14 replies on “#TuesdayBookBlog JUST: A heart-stopping thriller, full of emotion and twists by Jenny Morton Potts (@jmortonpotts) A challenging but satisfying book written in a unique voice that deals in momentous and relevant themes #RBRT”

This sounds very interesting. I am unconcerned about ‘unsympathetic characters’, something that seems to obsess so many people now. Some years ago, I wrote a short play for consideration at a festival of shorts in a London fringe theatre. I knew the director well, and thought the play would suit his season. However, he called me in to discuss it, and said that he had decided not to stage it, as the main character was ‘unsympathetic, and difficult to like or relate to’. I smiled, and replied “That’s the point, Ben”.
It was never shown. 🙂
Best wishes, Pete.

Thanks, Pete. As much as I like nice characters (sometimes), I find less sympathetic characters quite refreshing, especially if they are unrepentant. And I find morally ambiguous characters much more realistic than nice ones. But I’ve read many reviews that seem to take issue with the characters morals. Fiction needs not be realistic, but it doesn’t need to be bland either. What a shame about your play! I would love to have been able to watch it, although, who knows?

Thanks, Pete. I’ve saved it and will read it soon. I’m intrigued. And yes, life isn’t always sympathetic, no, at least not as we understand sympathy, I guess. Enjoy the rest of the week!

Hi Olga. Your review is fascinating. Thanks for picking some of the best lines. The one about honeybees and manufactured evil is brilliant. I appreciate you pointing out about the types of characters. I don’t necessarily mind unsympathetic characters, but I do like to know something like that is coming — particularly if there are several. Have a terrific Tuesday. Hugs!

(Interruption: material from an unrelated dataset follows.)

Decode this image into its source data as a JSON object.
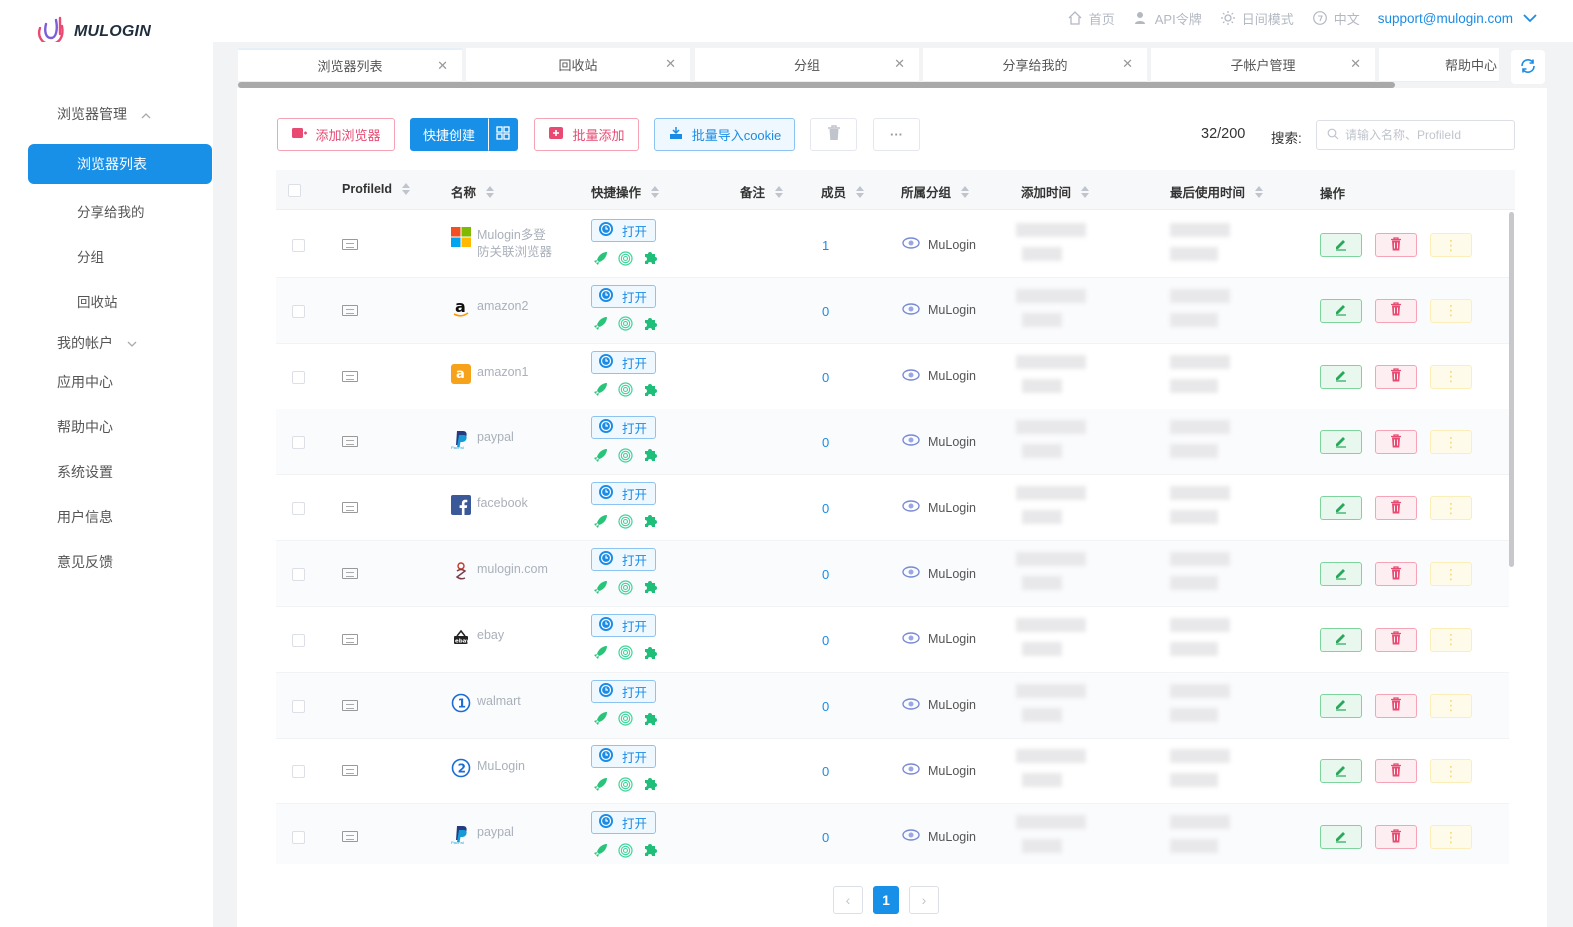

Thanks, Teagan. She’s a brilliant writer, for sure, and I read some fabulous reviews of her previous books so I could not resist. And it was well worth it. Have a great rest of the week.

Thanks, Debby. Unfortunately, quite a different way of looking at shoes, I’m afraid. Not a light take on any of the subjects the novel touches on. I hope everything is well with you all. ♥

I had a feeling about that Olga. The shoe part sounds almost ominous, but I thought I’d offer some comic relief. 🙂 <3 Happy humpday! <3

A really good review, Olga. This sounds like a book that challenges the reader. The line about manufactured evil summarises how I feel about most things in our modern world.

Thanks, Robbie. Yes, it is a fairly hard-hitting book, and it makes readers think about their priorities and values. A great book. Enjoy the rest of the week.